Can Choice of Reference Density Improve Power of M-Estimation Based Unit Root Tests? ()
1. Introduction
Following the seminal work of Dickey and Fuller [1], there has been immense interest in the statistical test for the unit root hypothesis in time series data. Stock [2], Phillips, and Xiao [3] have surveyed many such tests. Elliot, Rothenberg, and Stock [4] proposed a family of tests and also a modified Dickey-Fuller test for Gaussian time series with an unknown mean or a trend. Most of these tests are based on the OLS method assuming Gaussian errors. Monte Carlo procedure indicates that these tests do not have high statistical power when the errors show a heavy-tailed behaviour.

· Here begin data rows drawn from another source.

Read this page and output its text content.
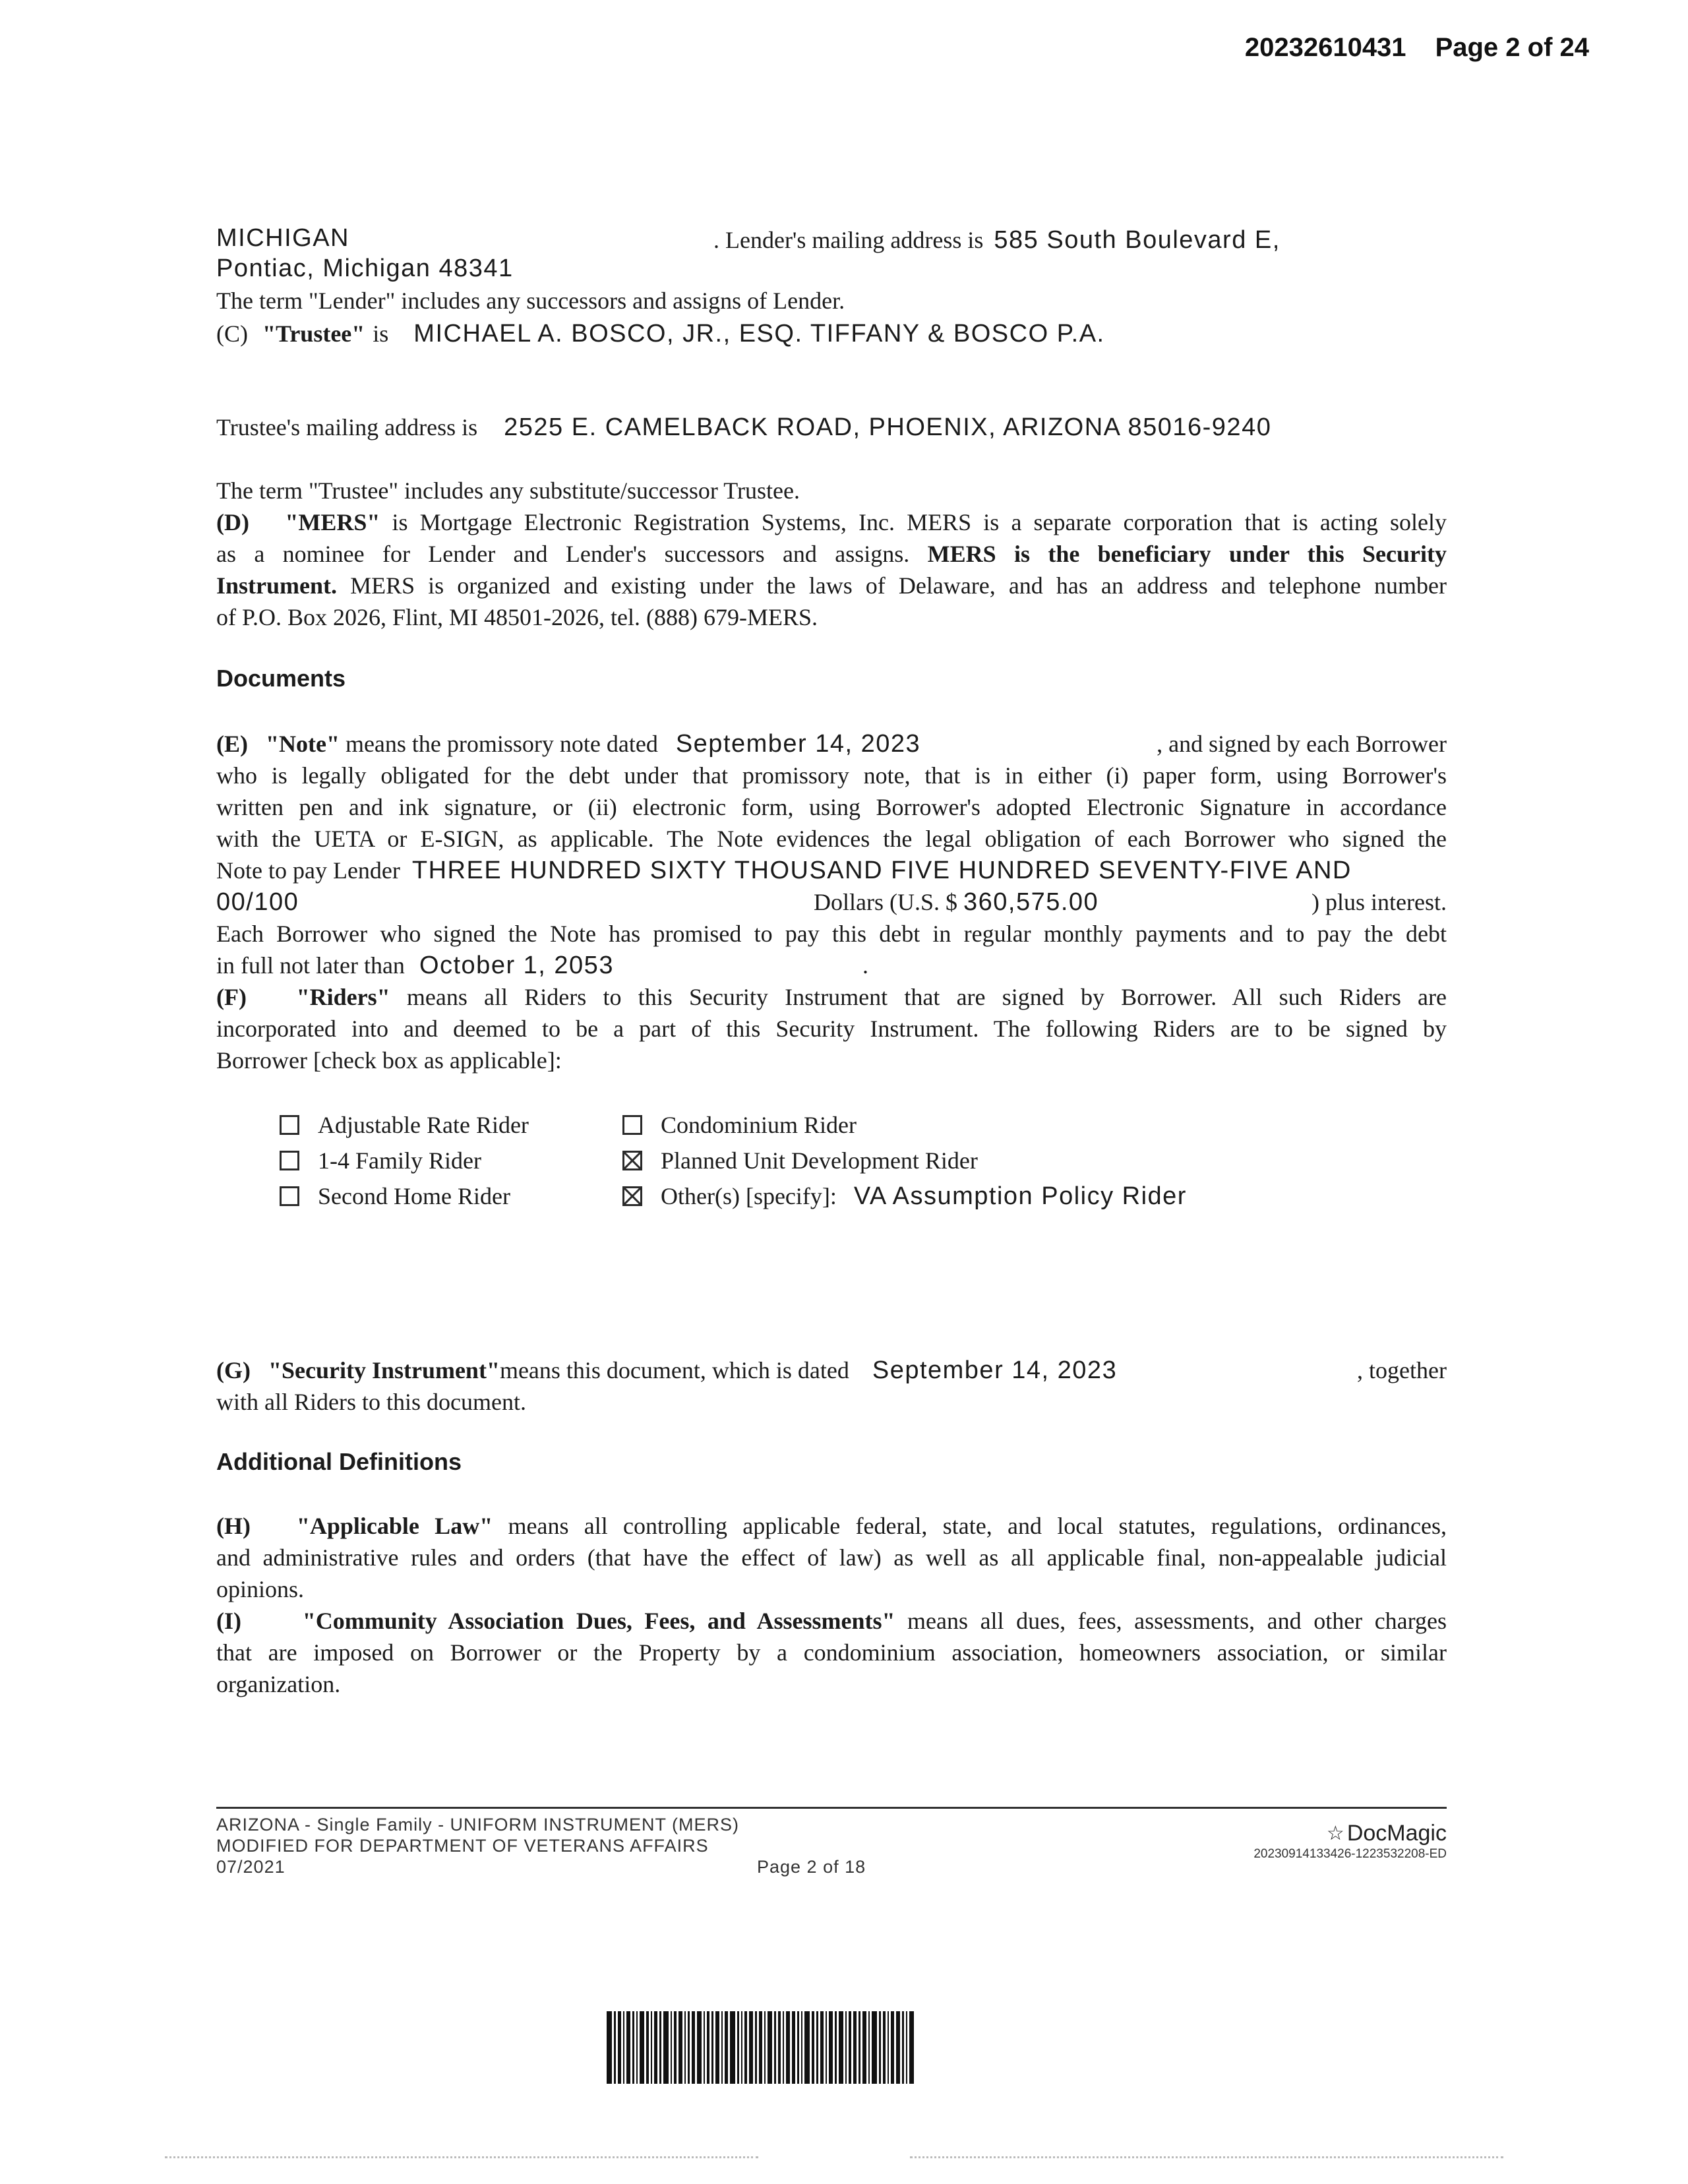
20232610431 Page 2 of 24
MICHIGAN	. Lender's mailing address is 585 South Boulevard E,
Pontiac, Michigan 48341
The term "Lender" includes any successors and assigns of Lender.
(C) "Trustee" is MICHAEL A. BOSCO, JR., ESQ. TIFFANY & BOSCO P.A.
Trustee's mailing address is 2525 E. CAMELBACK ROAD, PHOENIX, ARIZONA 85016-9240
The term "Trustee" includes any substitute/successor Trustee.
(D) "MERS" is Mortgage Electronic Registration Systems, Inc. MERS is a separate corporation that is acting solely
as a nominee for Lender and Lender's successors and assigns. MERS is the beneficiary under this Security
Instrument. MERS is organized and existing under the laws of Delaware, and has an address and telephone number
of P.O. Box 2026, Flint, MI 48501-2026, tel. (888) 679-MERS.
Documents
(E) "Note" means the promissory note dated September 14, 2023	, and signed by each Borrower
who is legally obligated for the debt under that promissory note, that is in either (i) paper form, using Borrower's
written pen and ink signature, or (ii) electronic form, using Borrower's adopted Electronic Signature in accordance
with the UETA or E-SIGN, as applicable. The Note evidences the legal obligation of each Borrower who signed the
Note to pay Lender THREE HUNDRED SIXTY THOUSAND FIVE HUNDRED SEVENTY-FIVE AND
00/100	Dollars (U.S. $ 360,575.00	) plus interest.
Each Borrower who signed the Note has promised to pay this debt in regular monthly payments and to pay the debt
in full not later than October 1, 2053	.
(F) "Riders" means all Riders to this Security Instrument that are signed by Borrower. All such Riders are
incorporated into and deemed to be a part of this Security Instrument. The following Riders are to be signed by
Borrower [check box as applicable]:
Adjustable Rate Rider
1-4 Family Rider
Second Home Rider
Condominium Rider
Planned Unit Development Rider
Other(s) [specify]: VA Assumption Policy Rider
(G) "Security Instrument"means this document, which is dated September 14, 2023	, together
with all Riders to this document.
Additional Definitions
(H) "Applicable Law" means all controlling applicable federal, state, and local statutes, regulations, ordinances,
and administrative rules and orders (that have the effect of law) as well as all applicable final, non-appealable judicial
opinions.
(I)	"Community Association Dues, Fees, and Assessments" means all dues, fees, assessments, and other charges
that are imposed on Borrower or the Property by a condominium association, homeowners association, or similar
organization.
ARIZONA - Single Family - UNIFORM INSTRUMENT (MERS)
MODIFIED FOR DEPARTMENT OF VETERANS AFFAIRS
07/2021	Page 2 of 18
☆ DocMagic
20230914133426-1223532208-ED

Many scholars explored tests with higher power for non-Gaussian errors based on M-estimation. Cox and Llatas [5], Lucas [6], Rothenberg and Stock [7], Knight [8], Herce [9], Xiao [10], Thompson [11] and [12] and others have made significant contributions in the M-estimation domain.
They all assumed a known density function on the error process for the model to estimate the model parameters using the M-estimation procedure. Henceforth we shall call this assumed density function on the error process the “reference density”.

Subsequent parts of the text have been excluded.